The Julien Baker gig came as a result of my partner, Katy, booking Julien to play at Lesley University (where Katy works), and asking me to open the gig. From there, I got into an email conversation with Julien (after she randomly found my nonprofit on Instagram and reached out to tell us that she liked our purpose), and through that random happenstance, we maintained communication and have been in touch ever since. We chat every few days or so through text – but she’s like one of the biggest new names in the music world, and she has a lot going on in her life, so I’m merely thankful for the trust and respect we’ve built as friends over the last couple of years.
The most random thing to come from our friendship is I’ve had some people introduce themselves to me and say that Julien Baker told them either about me or my music or my nonprofit. So, like, that’s always a weird fucking thing to experience.
The new album is being written and demo’d right now! I love it – the process of seeing how some songs begin, how they evolve, and how the mold into new things that you never imagined them being. And working with a band through this process is already changing the way I approach this new album because while my last album was presented as a full band effort – it was very much written separately in parts. This new album (my first proper LP since 2011, mind you) is being written in collaboration with the dudes in the band. Sure, I’m constructing the main structures and skeletons for the songs, especially the words and themes – but I’m opening myself up more to the input of the band.
Also, the album will even be released under a different name than Another Musician – a band name (sort of how you made that move with House Sparrow
). Haven’t settled on a name just yet, but I have some ideas that I’m kicking around. It’ll be cool to release this one as a band because it’s going to represent more than me, I think. I’m writing more accessible music and words, which is hopefully gonna make the project connect with a bigger/different audience. while remaining true to my style and ethics. I’ll likely still use AM for my solo releases moving forward, though. Which, I hope to even release a lo-fi acoustic/spoken word album in 2019 as well. A LOT HAPPENING!
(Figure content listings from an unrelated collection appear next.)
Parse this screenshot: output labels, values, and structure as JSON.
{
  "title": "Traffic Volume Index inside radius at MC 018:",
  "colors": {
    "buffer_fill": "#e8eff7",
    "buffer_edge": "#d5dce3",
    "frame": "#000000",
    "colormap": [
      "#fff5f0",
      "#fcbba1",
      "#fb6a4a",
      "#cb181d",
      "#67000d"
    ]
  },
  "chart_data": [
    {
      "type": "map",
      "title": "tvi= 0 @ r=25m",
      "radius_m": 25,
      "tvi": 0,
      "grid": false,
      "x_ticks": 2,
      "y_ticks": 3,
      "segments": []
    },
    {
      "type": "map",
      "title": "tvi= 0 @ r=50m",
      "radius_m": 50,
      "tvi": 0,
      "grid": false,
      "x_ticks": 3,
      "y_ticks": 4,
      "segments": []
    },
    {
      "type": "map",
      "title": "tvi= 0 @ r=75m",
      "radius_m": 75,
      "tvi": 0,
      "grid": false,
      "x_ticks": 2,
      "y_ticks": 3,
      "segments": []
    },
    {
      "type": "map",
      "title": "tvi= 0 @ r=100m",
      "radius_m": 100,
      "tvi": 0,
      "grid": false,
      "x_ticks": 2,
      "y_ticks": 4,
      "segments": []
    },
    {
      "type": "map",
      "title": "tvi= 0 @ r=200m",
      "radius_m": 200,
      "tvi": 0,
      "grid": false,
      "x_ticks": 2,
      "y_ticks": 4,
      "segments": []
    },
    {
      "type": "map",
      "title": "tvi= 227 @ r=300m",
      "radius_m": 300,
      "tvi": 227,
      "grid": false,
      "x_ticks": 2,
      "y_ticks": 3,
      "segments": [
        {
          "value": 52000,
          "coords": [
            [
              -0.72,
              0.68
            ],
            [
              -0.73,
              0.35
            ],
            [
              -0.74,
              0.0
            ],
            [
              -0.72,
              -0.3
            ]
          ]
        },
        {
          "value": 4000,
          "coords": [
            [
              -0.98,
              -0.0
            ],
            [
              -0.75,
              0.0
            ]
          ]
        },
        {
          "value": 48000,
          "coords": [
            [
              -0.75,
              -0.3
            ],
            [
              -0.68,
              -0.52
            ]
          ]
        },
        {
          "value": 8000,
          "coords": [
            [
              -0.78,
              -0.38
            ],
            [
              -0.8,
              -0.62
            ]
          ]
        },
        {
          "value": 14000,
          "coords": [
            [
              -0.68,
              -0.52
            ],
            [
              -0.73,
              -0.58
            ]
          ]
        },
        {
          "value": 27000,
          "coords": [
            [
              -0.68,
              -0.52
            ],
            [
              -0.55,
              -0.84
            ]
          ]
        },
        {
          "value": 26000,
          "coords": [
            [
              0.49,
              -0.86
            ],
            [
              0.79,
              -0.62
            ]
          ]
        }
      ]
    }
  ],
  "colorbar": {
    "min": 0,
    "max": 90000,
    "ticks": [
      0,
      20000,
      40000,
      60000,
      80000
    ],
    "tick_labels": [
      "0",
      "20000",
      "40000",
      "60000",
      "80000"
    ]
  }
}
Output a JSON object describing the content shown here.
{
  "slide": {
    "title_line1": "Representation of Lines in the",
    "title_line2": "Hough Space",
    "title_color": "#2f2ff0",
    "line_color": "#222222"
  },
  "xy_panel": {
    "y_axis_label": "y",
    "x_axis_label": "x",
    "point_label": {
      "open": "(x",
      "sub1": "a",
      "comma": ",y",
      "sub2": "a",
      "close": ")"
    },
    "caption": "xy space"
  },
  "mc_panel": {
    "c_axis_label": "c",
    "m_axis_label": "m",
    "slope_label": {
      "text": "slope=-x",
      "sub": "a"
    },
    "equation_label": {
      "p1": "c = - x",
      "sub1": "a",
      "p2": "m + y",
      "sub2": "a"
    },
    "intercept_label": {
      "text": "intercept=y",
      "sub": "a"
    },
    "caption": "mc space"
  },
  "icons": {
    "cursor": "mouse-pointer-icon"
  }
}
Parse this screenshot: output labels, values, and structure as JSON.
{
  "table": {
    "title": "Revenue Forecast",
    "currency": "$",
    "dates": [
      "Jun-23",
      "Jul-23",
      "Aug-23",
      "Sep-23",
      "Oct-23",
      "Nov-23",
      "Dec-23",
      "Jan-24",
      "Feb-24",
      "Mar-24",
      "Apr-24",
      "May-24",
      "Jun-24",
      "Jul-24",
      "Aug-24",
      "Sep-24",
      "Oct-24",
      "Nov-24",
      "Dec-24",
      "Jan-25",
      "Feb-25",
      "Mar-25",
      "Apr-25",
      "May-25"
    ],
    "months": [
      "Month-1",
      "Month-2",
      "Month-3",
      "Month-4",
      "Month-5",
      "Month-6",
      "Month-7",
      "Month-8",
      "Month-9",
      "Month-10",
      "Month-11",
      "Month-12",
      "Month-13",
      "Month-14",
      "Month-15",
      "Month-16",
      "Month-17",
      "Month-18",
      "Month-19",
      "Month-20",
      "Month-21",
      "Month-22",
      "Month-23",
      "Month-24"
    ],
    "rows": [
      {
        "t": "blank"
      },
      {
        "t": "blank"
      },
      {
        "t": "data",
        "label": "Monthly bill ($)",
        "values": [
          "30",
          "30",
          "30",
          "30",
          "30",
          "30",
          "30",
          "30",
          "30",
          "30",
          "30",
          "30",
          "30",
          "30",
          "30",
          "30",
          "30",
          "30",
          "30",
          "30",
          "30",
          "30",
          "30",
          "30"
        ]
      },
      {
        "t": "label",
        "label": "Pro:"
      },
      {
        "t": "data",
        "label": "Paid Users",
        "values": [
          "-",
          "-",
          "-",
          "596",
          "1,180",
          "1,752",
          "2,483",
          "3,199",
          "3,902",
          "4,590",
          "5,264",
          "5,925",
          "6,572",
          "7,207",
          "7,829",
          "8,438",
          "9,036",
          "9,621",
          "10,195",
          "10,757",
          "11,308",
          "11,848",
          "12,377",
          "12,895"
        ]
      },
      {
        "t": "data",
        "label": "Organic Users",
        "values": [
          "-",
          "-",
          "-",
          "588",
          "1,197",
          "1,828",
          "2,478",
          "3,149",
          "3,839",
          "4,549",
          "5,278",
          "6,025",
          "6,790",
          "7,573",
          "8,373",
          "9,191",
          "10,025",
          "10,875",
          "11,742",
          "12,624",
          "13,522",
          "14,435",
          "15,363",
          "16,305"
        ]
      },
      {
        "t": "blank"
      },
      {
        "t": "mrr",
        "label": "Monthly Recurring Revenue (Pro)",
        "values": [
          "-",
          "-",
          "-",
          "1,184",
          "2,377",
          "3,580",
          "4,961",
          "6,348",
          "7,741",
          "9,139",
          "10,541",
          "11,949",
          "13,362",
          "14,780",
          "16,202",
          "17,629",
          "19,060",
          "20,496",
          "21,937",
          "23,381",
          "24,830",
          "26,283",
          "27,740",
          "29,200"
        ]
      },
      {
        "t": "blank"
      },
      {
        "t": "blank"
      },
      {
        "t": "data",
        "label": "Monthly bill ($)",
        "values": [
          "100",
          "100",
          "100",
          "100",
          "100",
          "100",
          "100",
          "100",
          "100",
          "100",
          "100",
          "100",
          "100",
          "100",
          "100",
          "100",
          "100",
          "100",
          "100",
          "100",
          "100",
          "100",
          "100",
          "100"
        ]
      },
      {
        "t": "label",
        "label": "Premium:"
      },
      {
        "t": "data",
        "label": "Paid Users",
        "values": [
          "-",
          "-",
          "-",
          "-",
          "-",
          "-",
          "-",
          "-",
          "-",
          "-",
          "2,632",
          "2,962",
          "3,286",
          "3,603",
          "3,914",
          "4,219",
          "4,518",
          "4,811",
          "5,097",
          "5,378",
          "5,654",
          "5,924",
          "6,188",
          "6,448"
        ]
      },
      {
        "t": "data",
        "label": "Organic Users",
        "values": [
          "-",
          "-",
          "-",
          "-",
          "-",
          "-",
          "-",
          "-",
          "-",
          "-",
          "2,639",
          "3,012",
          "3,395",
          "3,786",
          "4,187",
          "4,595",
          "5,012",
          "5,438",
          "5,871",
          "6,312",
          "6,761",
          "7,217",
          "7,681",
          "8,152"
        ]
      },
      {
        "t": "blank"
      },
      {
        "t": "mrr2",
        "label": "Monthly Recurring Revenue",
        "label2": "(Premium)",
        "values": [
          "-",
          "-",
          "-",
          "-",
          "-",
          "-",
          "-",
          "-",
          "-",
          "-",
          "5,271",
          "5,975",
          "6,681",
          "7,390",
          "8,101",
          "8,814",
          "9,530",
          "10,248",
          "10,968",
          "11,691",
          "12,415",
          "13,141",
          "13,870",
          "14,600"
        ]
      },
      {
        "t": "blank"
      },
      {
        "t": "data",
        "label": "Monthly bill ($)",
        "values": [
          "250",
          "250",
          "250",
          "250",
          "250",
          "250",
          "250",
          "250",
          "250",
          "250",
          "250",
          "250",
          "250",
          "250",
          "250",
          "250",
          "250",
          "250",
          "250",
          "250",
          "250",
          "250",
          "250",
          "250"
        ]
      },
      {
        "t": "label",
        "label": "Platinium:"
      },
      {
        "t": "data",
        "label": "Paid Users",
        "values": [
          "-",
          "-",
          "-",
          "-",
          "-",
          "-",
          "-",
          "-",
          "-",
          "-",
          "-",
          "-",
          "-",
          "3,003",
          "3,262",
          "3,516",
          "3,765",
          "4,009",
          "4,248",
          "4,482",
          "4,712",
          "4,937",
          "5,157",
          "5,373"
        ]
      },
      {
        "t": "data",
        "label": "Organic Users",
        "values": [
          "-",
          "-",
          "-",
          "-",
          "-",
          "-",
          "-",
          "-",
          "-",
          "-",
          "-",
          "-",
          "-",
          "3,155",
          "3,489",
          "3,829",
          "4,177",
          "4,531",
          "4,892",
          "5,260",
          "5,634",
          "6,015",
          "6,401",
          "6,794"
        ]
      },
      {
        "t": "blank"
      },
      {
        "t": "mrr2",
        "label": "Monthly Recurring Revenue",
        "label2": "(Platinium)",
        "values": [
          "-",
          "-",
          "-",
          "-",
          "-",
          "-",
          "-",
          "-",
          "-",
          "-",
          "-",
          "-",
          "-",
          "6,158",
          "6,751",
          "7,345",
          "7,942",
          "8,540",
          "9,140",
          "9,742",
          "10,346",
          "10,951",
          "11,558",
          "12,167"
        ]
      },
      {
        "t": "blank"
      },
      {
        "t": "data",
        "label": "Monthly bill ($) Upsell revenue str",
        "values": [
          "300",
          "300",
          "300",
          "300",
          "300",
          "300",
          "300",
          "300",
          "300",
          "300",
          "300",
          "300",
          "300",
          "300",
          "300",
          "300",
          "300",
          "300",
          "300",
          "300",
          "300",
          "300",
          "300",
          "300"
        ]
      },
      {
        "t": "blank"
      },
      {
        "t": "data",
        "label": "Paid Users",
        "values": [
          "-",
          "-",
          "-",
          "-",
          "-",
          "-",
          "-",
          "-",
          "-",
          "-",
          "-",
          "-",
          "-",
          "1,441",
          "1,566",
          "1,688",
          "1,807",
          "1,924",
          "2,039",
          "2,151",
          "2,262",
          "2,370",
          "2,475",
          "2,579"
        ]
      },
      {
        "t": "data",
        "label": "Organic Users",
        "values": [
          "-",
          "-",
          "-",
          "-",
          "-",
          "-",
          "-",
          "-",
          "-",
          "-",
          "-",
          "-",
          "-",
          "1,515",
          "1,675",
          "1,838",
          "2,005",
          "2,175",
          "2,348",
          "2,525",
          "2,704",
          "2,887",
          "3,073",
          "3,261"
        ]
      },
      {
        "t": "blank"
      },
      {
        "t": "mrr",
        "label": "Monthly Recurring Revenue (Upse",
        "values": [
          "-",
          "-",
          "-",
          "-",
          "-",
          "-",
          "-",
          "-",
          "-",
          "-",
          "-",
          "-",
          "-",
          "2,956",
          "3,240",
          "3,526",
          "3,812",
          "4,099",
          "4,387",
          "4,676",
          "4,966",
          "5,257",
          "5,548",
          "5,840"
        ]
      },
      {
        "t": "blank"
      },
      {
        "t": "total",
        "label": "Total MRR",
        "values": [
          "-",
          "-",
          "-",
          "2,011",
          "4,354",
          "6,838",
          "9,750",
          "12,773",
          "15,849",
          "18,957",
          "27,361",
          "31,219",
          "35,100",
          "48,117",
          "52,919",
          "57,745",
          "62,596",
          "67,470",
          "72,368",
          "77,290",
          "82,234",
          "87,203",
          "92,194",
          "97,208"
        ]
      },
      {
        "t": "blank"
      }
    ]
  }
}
As for the styles present on the new album – so far, in it’s very acoustic demo stage, everything sounds very folk punk. But I am always fucking with genres – being a spoken word poet, my songs tend to have a different approach to them, regardless. But I’m experimenting with different ways of singing, screaming, and talking on this album. And musically, my focus is to meld a couple very specific sounds into one – dreamgaze, folk punk, rock, and post hardcore. It’s gonna be something else, for sure!
I’m working with a friend, Josh, who plays bass and played bass in some metal bands back in the midwest a few years ago, as well as two members of the emo-math band, sports. (realsportsboys.bandcamp.com
), who are playing drums and lead guitar, and helping me write a bunch of different pieces for these songs. I have plans to play a lot of electric guitar on this album, and having these dudes working on the other pieces is definitely a big help because I’m only so capable on my end of creating the pieces that exist in my head. They’re all being helpful in giving me advice on how to rethink writing my music – because I am learning that writing songs for solo performance or consumption is COMPLETELY different than with a band.
I was very bummed to hear about your dad passing not long ago – I know, to a degree, the feeling of having that piece of life missing. And I remember reaching out to you about his death, in hopes that you know you are not alone in that pain, or grief – you got lots of support in your life!
Writing about my dad was an ongoing process for a while – from when I wrote an instrumental song about him in 2011 (since I didn’t have the words yet), all the way through to this new album, where I still make a couple references to him being gone. Loss, like grief, like mourning, is a process, and the way we turn that into creativity (or don’t, even) can be a challenge, and looks different for everyone. I wrote a number of stories about my dad during college (as a creative writing minor at Oregon State) – sort of cataloging his life along the way to his eventual death.
These exercises – sometimes just spending a few moments making lists about him, or writing down his characteristics in a character profile, or even the things he used to say to me – would help me a lot in terms of HOW I went about portraying him in my writing. Like, I never really knew my dad as a healthy man, so most of my memories are tainted by that lens. Thankfully, I have a pretty solid memory, so I am able to put myself in many of the moments with my dad throughout our life together – relive those feelings, experiences. But I also did a lot of writing in the moment. So that helped – cuz he was sick for a long time. So I always had time – until I had none.